Well, starting with numero uno, the top of what they refer to as 'The 100 Spiritual Power List', is someone I'd never previously heard of, Eckhart Toller.
This list is mainly of people I've never heard of (63 of them), and of the other 37, I've mostly not read their books. But that's just me.
The Dalai Lama is at #2; no surprise there; he would certainly fit most people's profile of the term 'spiritual'.
Ken Wilber is at #9; that also doesn't surprise me - he tries to make sense out of culture and higher consciousness, so that qualifies as spiritual.
I started getting puzzled, with Oprah Winfrey at #8. I know, I didn't either. Click on the link above; it gets weirder.
At #14 was my second big surprise - Alejandro Jodorowsky. That the creator of the wonderful film 'The Holy Mountain' can rub shoulders with the stiff, pretentious paintings of Alex Grey (#16), makes for strange bedfellows in the 'spiritual'. That writers of barking-mad drivel such as Drunvalo Melchizedek (#36) can share the space with the divine Alan Moore (#49) is even weirder; that the fantasist Erich von Däniken (#63) can hobnob with Stanislav Grof (#89), one of the greatest healers of all time, is just bloody daft.
But then again, I shouldn't be surprised; this is a list of what sold, so there are no criteria of quality at all.
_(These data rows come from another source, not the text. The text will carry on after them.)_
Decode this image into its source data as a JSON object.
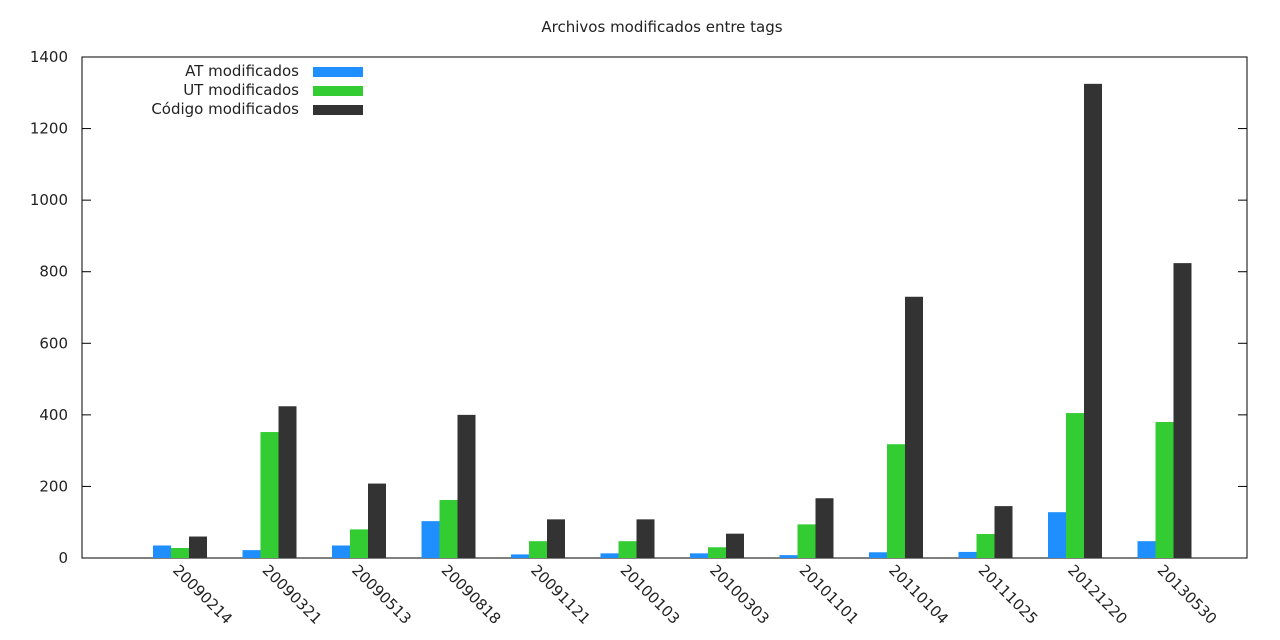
{
  "chart_data": {
    "type": "bar",
    "title": "Archivos modificados entre tags",
    "xlabel": "",
    "ylabel": "",
    "ylim": [
      0,
      1400
    ],
    "yticks": [
      0,
      200,
      400,
      600,
      800,
      1000,
      1200,
      1400
    ],
    "grid": false,
    "legend_position": "top-left",
    "categories": [
      "20090214",
      "20090321",
      "20090513",
      "20090818",
      "20091121",
      "20100103",
      "20100303",
      "20101101",
      "20110104",
      "20111025",
      "20121220",
      "20130530"
    ],
    "series": [
      {
        "name": "AT modificados",
        "color": "#1f8fff",
        "values": [
          35,
          22,
          35,
          103,
          10,
          13,
          13,
          8,
          16,
          17,
          128,
          47
        ]
      },
      {
        "name": "UT modificados",
        "color": "#33cc33",
        "values": [
          28,
          352,
          80,
          162,
          47,
          47,
          30,
          94,
          318,
          67,
          405,
          380
        ]
      },
      {
        "name": "Código modificados",
        "color": "#333333",
        "values": [
          60,
          424,
          208,
          400,
          108,
          108,
          68,
          167,
          730,
          145,
          1325,
          824
        ]
      }
    ]
  }
}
Still, someone at Watkins Review did have to decide which books, films, paintings and lives (Nelson Mandela, #19) had some quality called 'spiritual'. So what explains the inclusion of Dan Brown at #42? No, there doesn't seem to be another world-renowned writer of this name; it really is the man who wrote 'The Da Vinci Code', so what is he doing here? I'm not paying £4.95 for a copy of the Review to find out, so I guess I'll never know.